Efficacy of Maropitant (Cerenia®) as an Adjunct Analgesic in Dogs
Principal Investigator: Sofia Cerda-Gonzalez
DESCRIPTION (provided by applicant):
In response to the need for novel pain management strategies in veterinary medicine, maropitant is increasingly being used for treating both acute and chronic pain in dogs, despite a paucity of assessments of its efficacy in this role. It is particularly employed to treat acute exacerbations of neuropathic pain secondary to syringomyelia when first-line analgesics provide insufficient pain control, unacceptable side effects, or both. It can be similarly difficult to manage post-operative pain following spinal surgery in dogs that are unable to receive non-steroidal anti-inflammatory drugs due to systemic disease and/or glucocorticoid administration.
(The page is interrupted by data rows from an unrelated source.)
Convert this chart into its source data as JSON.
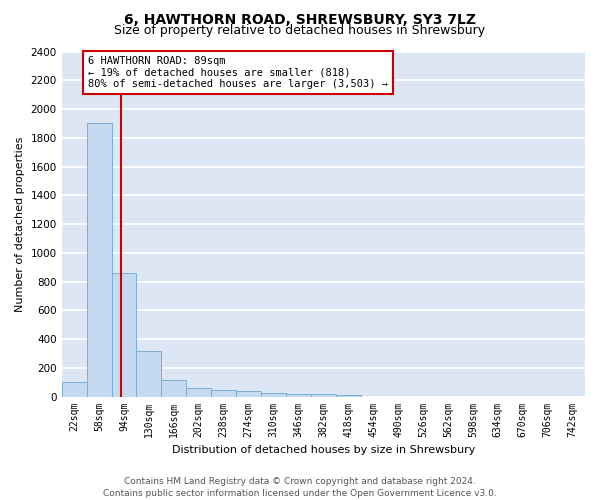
{
  "title": "6, HAWTHORN ROAD, SHREWSBURY, SY3 7LZ",
  "subtitle": "Size of property relative to detached houses in Shrewsbury",
  "xlabel": "Distribution of detached houses by size in Shrewsbury",
  "ylabel": "Number of detached properties",
  "bar_color": "#c5d9f0",
  "bar_edge_color": "#7bafd4",
  "background_color": "#dce6f5",
  "grid_color": "white",
  "annotation_box_color": "#cc0000",
  "vline_color": "#cc0000",
  "vline_x": 89,
  "annotation_text": "6 HAWTHORN ROAD: 89sqm\n← 19% of detached houses are smaller (818)\n80% of semi-detached houses are larger (3,503) →",
  "categories": [
    "22sqm",
    "58sqm",
    "94sqm",
    "130sqm",
    "166sqm",
    "202sqm",
    "238sqm",
    "274sqm",
    "310sqm",
    "346sqm",
    "382sqm",
    "418sqm",
    "454sqm",
    "490sqm",
    "526sqm",
    "562sqm",
    "598sqm",
    "634sqm",
    "670sqm",
    "706sqm",
    "742sqm"
  ],
  "bin_left": [
    4,
    40,
    76,
    112,
    148,
    184,
    220,
    256,
    292,
    328,
    364,
    400,
    436,
    472,
    508,
    544,
    580,
    616,
    652,
    688,
    724
  ],
  "bin_width": 36,
  "values": [
    100,
    1900,
    860,
    315,
    115,
    58,
    48,
    40,
    25,
    20,
    15,
    10,
    0,
    0,
    0,
    0,
    0,
    0,
    0,
    0,
    0
  ],
  "ylim": [
    0,
    2400
  ],
  "yticks": [
    0,
    200,
    400,
    600,
    800,
    1000,
    1200,
    1400,
    1600,
    1800,
    2000,
    2200,
    2400
  ],
  "xlim_left": 4,
  "xlim_right": 760,
  "footer_text": "Contains HM Land Registry data © Crown copyright and database right 2024.\nContains public sector information licensed under the Open Government Licence v3.0.",
  "title_fontsize": 10,
  "subtitle_fontsize": 9,
  "label_fontsize": 8,
  "tick_fontsize": 7,
  "footer_fontsize": 6.5
}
Opioids are frequently employed in these cases, although they often cause undesirable side effects; gabapentin, in turn, can provide insufficient analgesia post-operatively. In these cases, novel analgesics would improve pain management and reduce opioid-associated side effects. Experimental models describe maropitant’s anesthetic-sparing effects arising from its ability to block a key neurotransmitter in the pain transmission pathway (i.e. substance P) by binding to its NK1 receptor. Although these provide support for maropitant’s potential as an analgesic agent, clinical models are needed to evaluate its analgesic efficacy in conscious (i.e. awake) dogs. In this study we aim to assess this by administering maropitant as a post-operative analgesic agent in conscious dogs. A post-hemilaminectomy model was chosen as a repeatable and proven model of acute post-operative pain, in comparison to the variable pain levels associated with syringomyelia. N.B. Maropitant will not be compared to a placebo, alone, due to ethical concerns regarding inadequate analgesia.